I'm not sure how this is related.

sdesmalen added inline comments.Dec 17 2019, 3:02 AM
llvm/lib/Target/AArch64/AArch64InstrInfo.td
329

This duplicates a lot of code, maybe it makes sense to combine this into a multiclass. I'm thinking of something along the lines of:

multiclass load_store_fragments<code pred> {
  def : PatFrag<(ops node:$ptr, node:$pred, node:$def),
                (masked_ld node:$ptr, undef, node:$pred, node:$def),
                pred>;

  def _i8 : PatFrag<(ops ...),
                    ((cast<SDPatternOperator>(NAME) ...),
                    [{ return cast<MaskedLoadSDNode>(N)->getMemoryVT().getScalarType() == MVT::i8; }]>;
  def _i16 : PatFrag<(ops ...),
                    ((cast<SDPatternOperator>(NAME) ....),
                    [{ return cast<MaskedLoadSDNode>(N)->getMemoryVT().getScalarType() == MVT::i16; }]>;
  def _i32 : PatFrag<(ops ...),
                    ((cast<SDPatternOperator>(NAME) ....),
                    [{ return cast<MaskedLoadSDNode>(N)->getMemoryVT().getScalarType() == MVT::i32; }]>;
  def _i64 : PatFrag<(ops ...),
                    ((cast<SDPatternOperator>(NAME) ....),
                    [{ return cast<MaskedLoadSDNode>(N)->getMemoryVT().getScalarType() == MVT::i64; }]>;
}

defm non_temporal_load : load_store_fragments<[{
   return cast<MaskedLoadSDNode>(N)->getExtensionType() == ISD::NON_EXTLOAD &&
          cast<MaskedLoadSDNode>(N)->isUnindexed() &&
          cast<MaskedLoadSDNode>(N)->isNonTemporal() &&
          !cast<MaskedLoadSDNode>(N)->isNonFaulting();
}]>;

defm sext_non_temporal_load : load_store_fragments<[{
   return cast<MaskedLoadSDNode>(N)->getExtensionType() == ISD::SEXTLOAD &&
          cast<MaskedLoadSDNode>(N)->isUnindexed() &&
          cast<MaskedLoadSDNode>(N)->isNonTemporal() &&
          !cast<MaskedLoadSDNode>(N)->isNonFaulting();
}]>;

defm zext_non_faulting_load : load_store_fragments<[{
   return cast<MaskedLoadSDNode>(N)->getExtensionType() == ISD::ZEXTLOAD &&
          cast<MaskedLoadSDNode>(N)->isUnindexed() &&
          !cast<MaskedLoadSDNode>(N)->isNonTemporal() &&
          cast<MaskedLoadSDNode>(N)->isNonFaulting();
}]>;
338

nit: we should probably add _masked_ to the name (although I realise that I forgot to spot that on the non-temporal patch)

341

Shall we support any-extend as well? (thus making asext_non_faulting_load)

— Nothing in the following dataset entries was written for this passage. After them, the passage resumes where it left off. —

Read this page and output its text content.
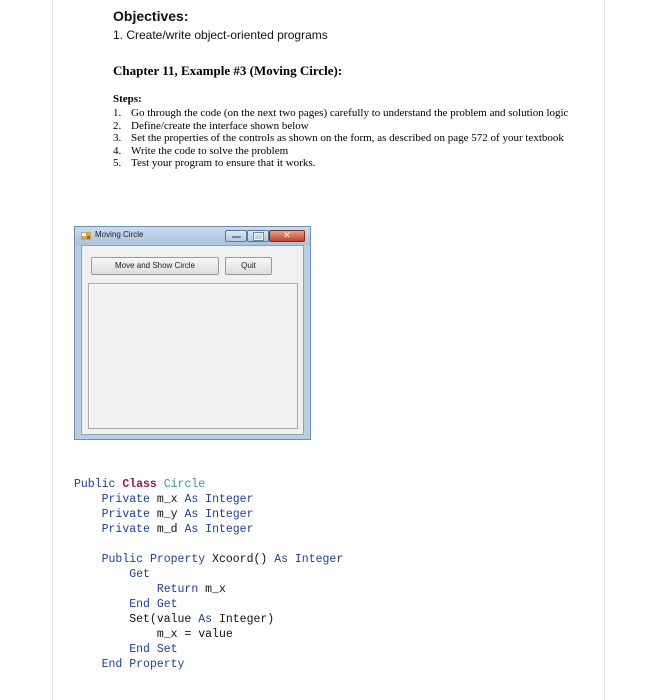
Objectives:
1. Create/write object-oriented programs
Chapter 11, Example #3 (Moving Circle):
Steps:
1. Go through the code (on the next two pages) carefully to understand the problem and solution logic
2. Define/create the interface shown below
3. Set the properties of the controls as shown on the form, as described on page 572 of your textbook
4. Write the code to solve the problem
5. Test your program to ensure that it works.
Moving Circle	✕
Move and Show Circle	Quit
Public Class Circle
Private m_x As Integer
Private m_y As Integer
Private m_d As Integer

Public Property Xcoord() As Integer
Get
Return m_x
End Get
Set(value As Integer)
m_x = value
End Set
End Property
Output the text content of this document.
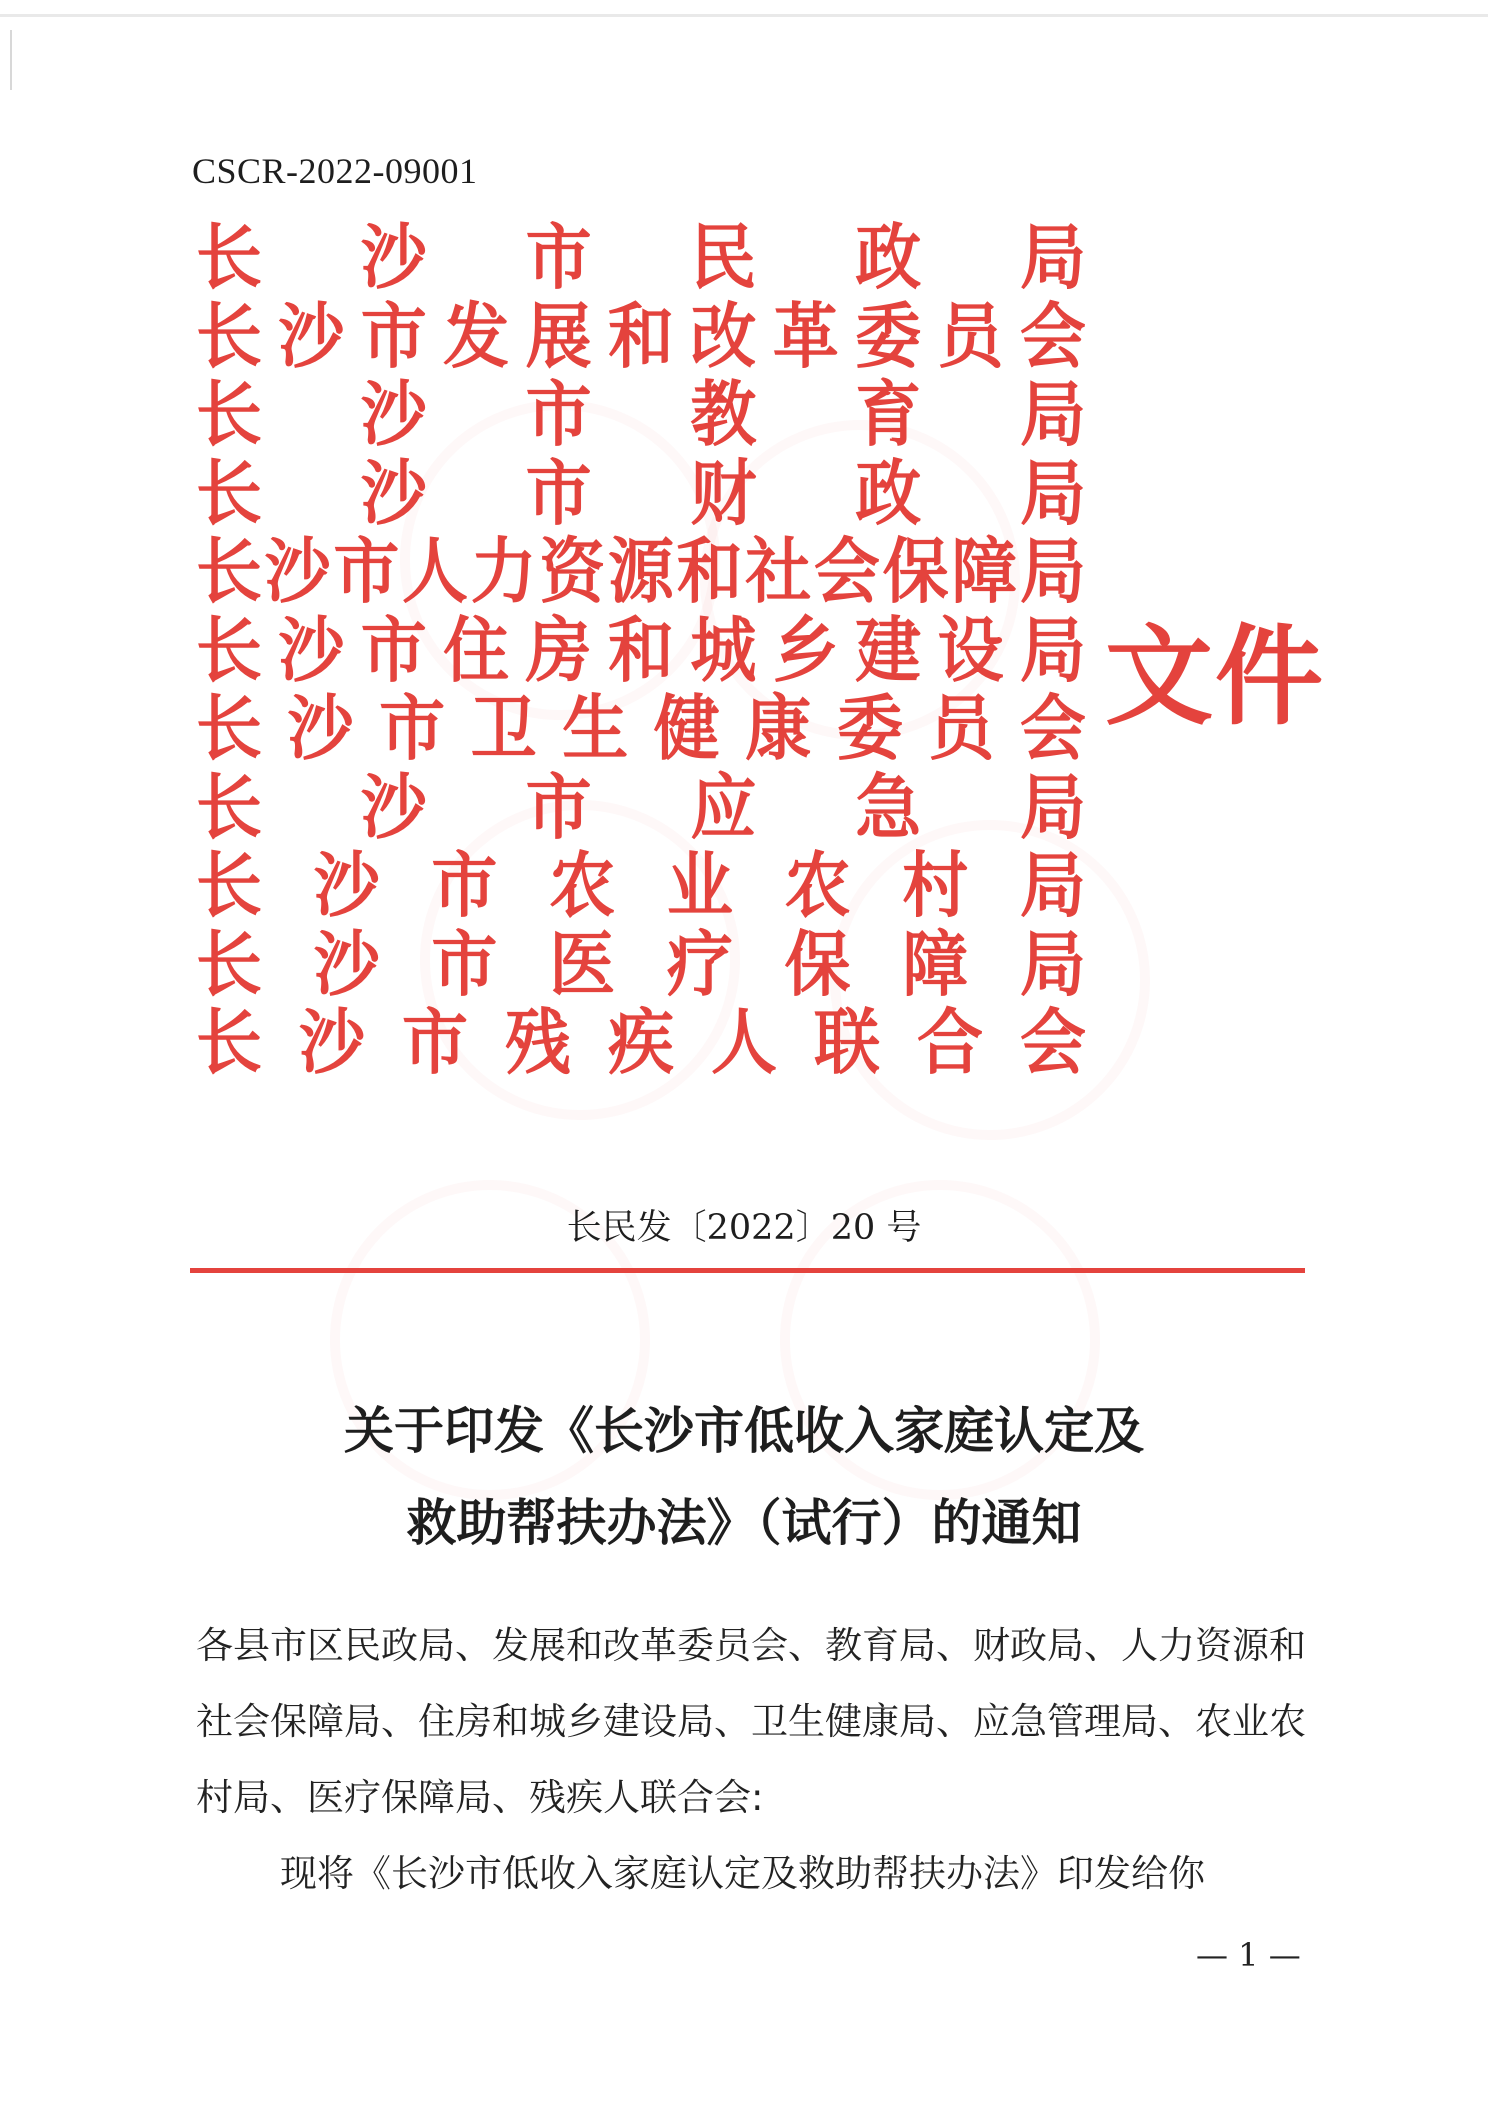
CSCR-2022-09001
长 沙 市 民 政 局
长 沙 市 发 展 和 改 革 委 员 会
长 沙 市 教 育 局
长 沙 市 财 政 局
长 沙 市 人 力 资 源 和 社 会 保 障 局
长 沙 市 住 房 和 城 乡 建 设 局
长 沙 市 卫 生 健 康 委 员 会
长 沙 市 应 急 局
长 沙 市 农 业 农 村 局
长 沙 市 医 疗 保 障 局
长 沙 市 残 疾 人 联 合 会
文件
长民发〔2022〕20 号
关于印发《长沙市低收入家庭认定及
救助帮扶办法》（试行）的通知

各县市区民政局、发展和改革委员会、教育局、财政局、人力资源和社会保障局、住房和城乡建设局、卫生健康局、应急管理局、农业农村局、医疗保障局、残疾人联合会:

现将《长沙市低收入家庭认定及救助帮扶办法》印发给你

— 1 —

I'm not sure it's legal to transform a non-faulting load to a load with a non-faulting flag? At least, we'd need to consider the implications of that very carefully. In particular, I'm concerned about the interaction with intrinsics that read/write FFR. I mean, you could specify that loads marked MONonFaulting actually write to the FFR register, but that seems confusing.

It seems simpler to preserve the intrinsic until isel, at least for now.

I missed this comment earlier, but that's a valid point. For SVE having side-effects is assumed from the non-faulting flag. We hoped to latch on to the MLOAD here to reuse code and benefit from legalization in case we want to add a more generic mechanism in the future to use such loads directly in the loop-vectorizer.

Perhaps we can clarify the intent that the non-faulting mode may have side-effects by renaming the flag to something like NonFaultingWithSideEffects? Otherwise we can stick with the intrinsics as you suggest.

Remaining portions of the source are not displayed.